展示は6つほどの部屋に分かれて構成されている。部屋を感じさせる写真が、シリーズごとに部屋に分かれているということのようだ。「部屋」ということもあって、静かな写真が多く、一番気に入りそうなものを見せてもらえた気がする。人物がいない写真は、ハンマースホイにも通じる冷やかさがあって、ぞくぞくする。あっさりとした規模の展覧会で、タタっと見れるが、印象は弱く長く残りそうだ。
2部屋目の明るい紺のワーク・ジャケットを来たおじさんがかっこいい。椅子に座っているだけなのに。ひげを伸ばそうかなという気持ちになる。パンフレットにも載っている、子供のポートレート写真を壁に飾っている写真は、ちょっと怖く感じる。行方不明の子供たちを探す団体の事務所に見えてしまう。5部屋目のインコが窓際に留まっている写真が気に入る。外に出たそうに振り返っているところにグッと来たのかもしれない。

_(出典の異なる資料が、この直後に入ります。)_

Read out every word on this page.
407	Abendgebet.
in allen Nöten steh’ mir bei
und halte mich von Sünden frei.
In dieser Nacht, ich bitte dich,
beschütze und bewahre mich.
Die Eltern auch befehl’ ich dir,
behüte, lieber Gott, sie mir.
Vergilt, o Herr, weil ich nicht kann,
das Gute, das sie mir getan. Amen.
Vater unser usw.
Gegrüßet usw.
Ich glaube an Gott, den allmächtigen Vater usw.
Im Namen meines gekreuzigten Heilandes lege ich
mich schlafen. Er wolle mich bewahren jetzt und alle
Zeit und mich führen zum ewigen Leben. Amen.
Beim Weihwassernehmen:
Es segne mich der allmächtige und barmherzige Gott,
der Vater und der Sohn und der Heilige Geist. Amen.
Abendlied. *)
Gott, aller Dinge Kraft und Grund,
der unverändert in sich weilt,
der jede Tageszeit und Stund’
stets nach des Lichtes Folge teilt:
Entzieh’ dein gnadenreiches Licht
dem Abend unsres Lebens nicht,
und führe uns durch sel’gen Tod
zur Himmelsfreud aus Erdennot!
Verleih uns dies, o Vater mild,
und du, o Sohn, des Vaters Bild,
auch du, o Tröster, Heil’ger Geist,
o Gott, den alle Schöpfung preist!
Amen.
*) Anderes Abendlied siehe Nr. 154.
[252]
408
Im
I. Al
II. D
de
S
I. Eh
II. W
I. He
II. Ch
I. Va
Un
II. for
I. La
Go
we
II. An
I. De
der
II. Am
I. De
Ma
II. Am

美術館は外も中も見るべきところはあまりない。写真なので、それもまた良いのかもしれない。館入り口手前の暗さは雰囲気が良く、展示室の明るさも気持ち良い。とてもうまく作った普通のハコモノという感想だ。ロゴは好きだが、外観での縦使いはいただけないと思う。せっかく「ドアをひらくようにも見え」るロゴなのに、縦使いだと上に開く扉になってしまう。
ミュージアム・ショップにアレック・ソスのポストカードがない。少し作って欲しかったと思うが、かなり人気があったようなので、もしかすると売り切れたのかもしれない。いずれにしろ残念だ。ショップの前にアルテックのChair 66とTable 90Aがいっぱいある。リノリウムの手触りが心地良い。これらをどこかで見るたびに、ワークチェアはChair 66にすれば良かったなと思ってしまう。